The Rays closer says he is completely healed after offseason back surgery, and he is looking better than he has in years. But Percival is 39, and his recent medical history is not encouraging. The idea of having Isringhausen, with his 293 saves, around for the late innings has its appeal.
Someone might say Hammel, 26, and Cormier, 28, are caught in between. They have neither Isringhausen's extensive past nor Niemann's possible future. Hammel has struggled as a starter (4-13 with a 6.41 ERA and less than five innings per start), and Cormier is with his fourth big-league team in five seasons. So Hammel and Cormier are out, except …
What if the Rays find themselves without a long reliever?
If Isringhausen is in the bullpen, then no one is slotted to pick up the slack when a starter leaves the game early. You might get away with using Joe Nelson or J.P. Howell for extended innings, but that would take them out of their normal roles and probably make them unavailable for a couple of days.
In the end, there is no obvious solution, let alone a perfect one. No matter how they maneuver, the Rays are likely to lose a pitcher they would prefer to keep as an insurance policy.

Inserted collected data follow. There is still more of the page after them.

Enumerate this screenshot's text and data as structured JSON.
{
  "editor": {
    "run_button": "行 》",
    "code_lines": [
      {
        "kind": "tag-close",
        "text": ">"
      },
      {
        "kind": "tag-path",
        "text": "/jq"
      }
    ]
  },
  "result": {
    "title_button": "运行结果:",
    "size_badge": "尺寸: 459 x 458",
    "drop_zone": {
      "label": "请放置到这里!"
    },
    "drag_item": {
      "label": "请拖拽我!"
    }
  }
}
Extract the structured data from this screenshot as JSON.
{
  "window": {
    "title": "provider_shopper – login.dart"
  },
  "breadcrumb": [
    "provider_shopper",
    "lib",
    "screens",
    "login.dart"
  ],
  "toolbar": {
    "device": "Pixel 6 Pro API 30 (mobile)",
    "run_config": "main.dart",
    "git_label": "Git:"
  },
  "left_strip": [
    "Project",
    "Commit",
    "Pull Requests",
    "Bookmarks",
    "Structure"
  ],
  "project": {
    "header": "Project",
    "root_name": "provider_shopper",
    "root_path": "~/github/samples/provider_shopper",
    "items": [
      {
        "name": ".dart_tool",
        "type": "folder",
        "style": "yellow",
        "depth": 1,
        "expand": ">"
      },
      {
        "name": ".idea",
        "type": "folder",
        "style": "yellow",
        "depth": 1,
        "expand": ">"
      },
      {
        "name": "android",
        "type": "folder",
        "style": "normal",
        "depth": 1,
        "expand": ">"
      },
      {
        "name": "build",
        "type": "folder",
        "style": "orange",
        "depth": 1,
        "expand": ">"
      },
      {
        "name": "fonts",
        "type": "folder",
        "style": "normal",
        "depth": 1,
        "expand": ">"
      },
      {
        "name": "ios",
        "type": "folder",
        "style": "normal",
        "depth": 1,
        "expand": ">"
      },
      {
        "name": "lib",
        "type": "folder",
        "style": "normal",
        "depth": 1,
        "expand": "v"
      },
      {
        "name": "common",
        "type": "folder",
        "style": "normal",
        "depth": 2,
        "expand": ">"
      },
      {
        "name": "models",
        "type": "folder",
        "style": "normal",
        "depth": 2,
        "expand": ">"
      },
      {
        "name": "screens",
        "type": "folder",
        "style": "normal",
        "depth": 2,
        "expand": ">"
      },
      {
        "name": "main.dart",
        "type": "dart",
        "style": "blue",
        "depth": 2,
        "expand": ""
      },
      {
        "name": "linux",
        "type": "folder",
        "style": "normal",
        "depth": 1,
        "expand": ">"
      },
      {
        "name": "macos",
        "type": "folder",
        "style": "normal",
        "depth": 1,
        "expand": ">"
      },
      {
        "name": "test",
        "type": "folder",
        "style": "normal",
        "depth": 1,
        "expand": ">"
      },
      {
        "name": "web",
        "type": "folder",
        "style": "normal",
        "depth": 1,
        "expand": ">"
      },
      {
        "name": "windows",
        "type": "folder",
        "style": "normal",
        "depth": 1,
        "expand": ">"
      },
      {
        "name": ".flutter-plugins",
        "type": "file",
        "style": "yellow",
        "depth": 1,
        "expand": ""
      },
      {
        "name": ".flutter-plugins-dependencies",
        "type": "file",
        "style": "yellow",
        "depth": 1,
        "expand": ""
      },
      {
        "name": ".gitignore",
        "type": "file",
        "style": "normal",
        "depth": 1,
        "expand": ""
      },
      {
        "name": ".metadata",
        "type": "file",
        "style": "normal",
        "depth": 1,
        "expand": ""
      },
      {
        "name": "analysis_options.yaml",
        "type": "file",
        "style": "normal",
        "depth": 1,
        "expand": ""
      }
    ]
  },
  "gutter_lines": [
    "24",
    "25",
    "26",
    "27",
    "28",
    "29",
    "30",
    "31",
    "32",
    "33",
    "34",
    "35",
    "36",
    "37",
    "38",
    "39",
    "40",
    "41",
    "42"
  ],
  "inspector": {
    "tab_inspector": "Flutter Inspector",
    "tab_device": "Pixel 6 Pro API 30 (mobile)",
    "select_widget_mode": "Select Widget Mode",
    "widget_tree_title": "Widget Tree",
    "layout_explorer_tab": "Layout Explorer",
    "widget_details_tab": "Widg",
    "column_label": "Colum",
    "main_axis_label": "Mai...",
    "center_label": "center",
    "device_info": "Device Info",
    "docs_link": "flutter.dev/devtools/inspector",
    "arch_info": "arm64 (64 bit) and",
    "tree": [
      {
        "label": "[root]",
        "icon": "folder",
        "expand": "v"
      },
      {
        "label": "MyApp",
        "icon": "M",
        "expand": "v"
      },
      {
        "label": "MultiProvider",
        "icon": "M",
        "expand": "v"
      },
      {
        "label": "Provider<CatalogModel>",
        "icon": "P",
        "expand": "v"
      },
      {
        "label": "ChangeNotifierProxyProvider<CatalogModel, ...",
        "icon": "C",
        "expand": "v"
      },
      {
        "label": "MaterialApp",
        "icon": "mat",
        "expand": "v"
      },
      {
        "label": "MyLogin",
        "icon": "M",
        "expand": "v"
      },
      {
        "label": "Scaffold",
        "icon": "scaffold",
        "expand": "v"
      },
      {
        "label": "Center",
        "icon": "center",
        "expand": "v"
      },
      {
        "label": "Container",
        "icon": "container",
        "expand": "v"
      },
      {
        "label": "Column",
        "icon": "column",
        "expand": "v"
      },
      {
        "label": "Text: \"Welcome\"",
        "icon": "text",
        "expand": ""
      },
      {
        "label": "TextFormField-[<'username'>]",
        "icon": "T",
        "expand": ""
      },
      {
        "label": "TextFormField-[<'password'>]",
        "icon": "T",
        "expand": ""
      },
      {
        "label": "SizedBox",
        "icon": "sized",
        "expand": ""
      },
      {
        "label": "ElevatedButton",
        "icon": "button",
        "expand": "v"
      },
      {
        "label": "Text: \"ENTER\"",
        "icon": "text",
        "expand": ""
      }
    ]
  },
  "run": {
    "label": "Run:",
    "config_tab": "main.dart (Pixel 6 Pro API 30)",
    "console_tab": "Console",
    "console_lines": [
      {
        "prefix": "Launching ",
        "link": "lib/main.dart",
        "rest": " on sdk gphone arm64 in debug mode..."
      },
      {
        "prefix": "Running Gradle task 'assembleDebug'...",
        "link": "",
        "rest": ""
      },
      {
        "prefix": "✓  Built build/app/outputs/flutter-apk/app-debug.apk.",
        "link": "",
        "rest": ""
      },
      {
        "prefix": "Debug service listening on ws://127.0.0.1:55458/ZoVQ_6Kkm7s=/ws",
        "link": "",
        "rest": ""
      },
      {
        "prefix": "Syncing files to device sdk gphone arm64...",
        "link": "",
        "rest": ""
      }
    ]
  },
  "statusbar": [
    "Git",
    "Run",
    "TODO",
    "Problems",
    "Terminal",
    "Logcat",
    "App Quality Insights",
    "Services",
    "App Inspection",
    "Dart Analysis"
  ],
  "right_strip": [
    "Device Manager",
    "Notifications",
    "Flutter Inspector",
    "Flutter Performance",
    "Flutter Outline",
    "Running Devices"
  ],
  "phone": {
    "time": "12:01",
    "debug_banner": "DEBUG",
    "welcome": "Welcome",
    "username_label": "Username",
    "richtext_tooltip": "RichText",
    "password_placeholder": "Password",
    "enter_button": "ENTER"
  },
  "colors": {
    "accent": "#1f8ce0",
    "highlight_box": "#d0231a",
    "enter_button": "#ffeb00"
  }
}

They could buy themselves some time if they persuaded Isringhausen to remain in minor-league camp for a couple of weeks to refine his game. But agent Dan Horwits said that is not likely to happen because he is confident Isringhausen will get a major-league offer if the Rays release him.
Likewise, the Rays could clear some room by trading Hammel or Niemann for a prospect. The problem is this is the worst possible time to trade Niemann. Because he is out of minor-league options and because he has not yet proven himself in the big leagues, the Rays have no leverage in trade discussions.
So who ends up on the roster?
My guess would be Cormier and Niemann, a mix of today and tomorrow. Cormier would be the best solution in the bullpen for April, and Niemann has the best potential for dividends down the line. That would mean trading Hammel and, if you can't persuade Isringhausen to be patient, cutting him loose, too.
It might hurt, but it would solve all of Tampa Bay's pitching problems.
That is, until Chad Bradford is healthy and David Price is ready to come up.